Одесский трамвай | страница 2
Вагончик между тем дребезжит дальше, в открытые окна влетает теплый, южный ветер, он пахнет близким морем, какими-то крепкими цветами и жареной рыбой. И запах этот ведет вас в быт одесской окраины, которая плывет мимо: мелькают в садах белые домики, увитые виноградником; играет свежими красками белье на веревках; качаются под ветром пыльные мальвы, выросшие у плетней; вы видите под развесистыми яблонями столы, там люди ведут разговоры, едят что-то, наверно, жареную рыбу с помидорами; вы видите бутыли красного кислого вина; и из зеленой глубины сада хрипловатым голосом поет пластинка:
Постепенно я стал разбираться в пассажирах. Они делились на две категории: приезжие — их легко отличить по неумеренному загару и разговорам — и одесситы. Ну, а одессита вы узнаете сразу.
Сзади мужской насмешливый голос:
— И что же происходит? Мама будит меня рано утром. Меня, единственного сына! Говорит: «Иди подрезай виноград». Ей дороже виноград, чем сладкий сон единственного сына! Вы можете понять такую маму? Я нет.
Можно не оборачиваться. Он будет смуглый, в белой рубашке, возможно, в техасских брючках на молнии, купленных на черном рынке, на так называемом толчке. (О одесский толчок! Это целая поэма!..)
На площадке появляется девушка с лихой копной темных волос. На поводке у нее угрюмый пес, чистокровная дворняжка.

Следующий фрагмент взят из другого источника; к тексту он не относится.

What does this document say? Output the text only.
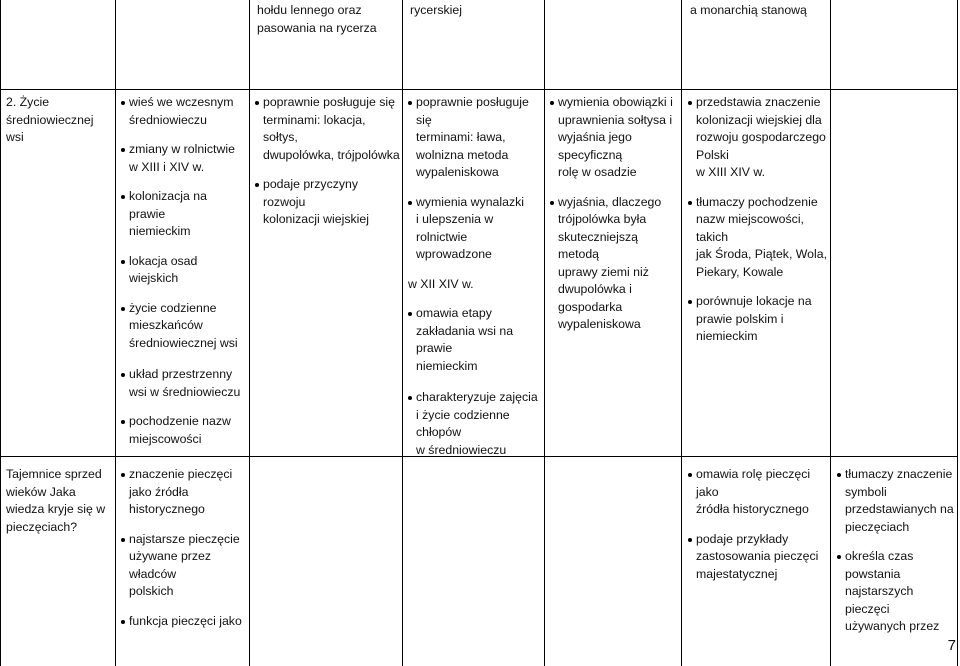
hołdu lennego oraz
pasowania na rycerza

rycerskiej	a monarchią stanową

2. Życie
średniowiecznej wsi

wieś we wczesnym
średniowieczu

zmiany w rolnictwie
w XIII i XIV w.

kolonizacja na prawie
niemieckim

lokacja osad wiejskich

życie codzienne
mieszkańców
średniowiecznej wsi

układ przestrzenny
wsi w średniowieczu

pochodzenie nazw
miejscowości

poprawnie posługuje się
terminami: lokacja, sołtys,
dwupolówka, trójpolówka

podaje przyczyny rozwoju
kolonizacji wiejskiej

poprawnie posługuje się
terminami: ława,
wolnizna metoda
wypaleniskowa

wymienia wynalazki
i ulepszenia w rolnictwie
wprowadzone

w XII XIV w.

omawia etapy
zakładania wsi na prawie
niemieckim

charakteryzuje zajęcia
i życie codzienne chłopów
w średniowieczu

wymienia obowiązki i
uprawnienia sołtysa i
wyjaśnia jego specyficzną
rolę w osadzie

wyjaśnia, dlaczego
trójpolówka była
skuteczniejszą metodą
uprawy ziemi niż
dwupolówka i
gospodarka
wypaleniskowa

przedstawia znaczenie
kolonizacji wiejskiej dla
rozwoju gospodarczego
Polski
w XIII XIV w.

tłumaczy pochodzenie
nazw miejscowości, takich
jak Środa, Piątek, Wola,
Piekary, Kowale

porównuje lokacje na
prawie polskim i
niemieckim

Tajemnice sprzed
wieków Jaka
wiedza kryje się w
pieczęciach?

znaczenie pieczęci
jako źródła
historycznego

najstarsze pieczęcie
używane przez władców
polskich

funkcja pieczęci jako

omawia rolę pieczęci jako
źródła historycznego

podaje przykłady
zastosowania pieczęci
majestatycznej

tłumaczy znaczenie
symboli
przedstawianych na
pieczęciach

określa czas
powstania
najstarszych pieczęci
używanych przez

7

Кто-то отдавил псу лапу, и он сердито тявкнул.
— Цыцкни! И шо за манера лаять на людей?
Ну кто еще так скажет, кроме одесситки?
С корзиной, полной бычков, еще живых, открывающих тупые влажные рты, входит парень, ироническим взглядом окидывает вагон — ждет реакции. Он без рубашки, на загорелой мускулистой груди татуировка: нахального вида поросенок в бескозырке, при галстуке и подпись: «Нам не страшен серый волк!» И реакция немедленная: вагон начинает улыбаться.
— Божи мо-ой! Какой худой мальчи-ик! — говорит толстая еврейка с темными библейскими глазами. — Бедный рыбьенок! Ви только посмотрите-е.
И все начинают из окон рассматривать и жалеть худого, длинноногого, как лань, мальчугана, который худ просто от своей непоседливости и темперамента.
Скоро я стал замечать, что одесситы ездят в этом трамвае одни и те же, что они хорошо знают друг друга.
Чаще других я встречал юркого, сухого старика с красным носом в синих жилках, с загорелым черепом— дядю Женю; так его звали все.
Впервые я увидел его в вечернем вагоне. Народу было негусто. Ехала компания подвыпивших курортников, которые старательно поддерживали друг друга; несколько усталых женщин с сумками, набитыми продуктами, стайка девчушек, похожих на пестрых бабочек, — они столпились на задней площадке и прыскали неизвестно чему. За летящими окнами был густой южный вечер с редкими огнями, с полоской светлого неба за крышами и деревьями.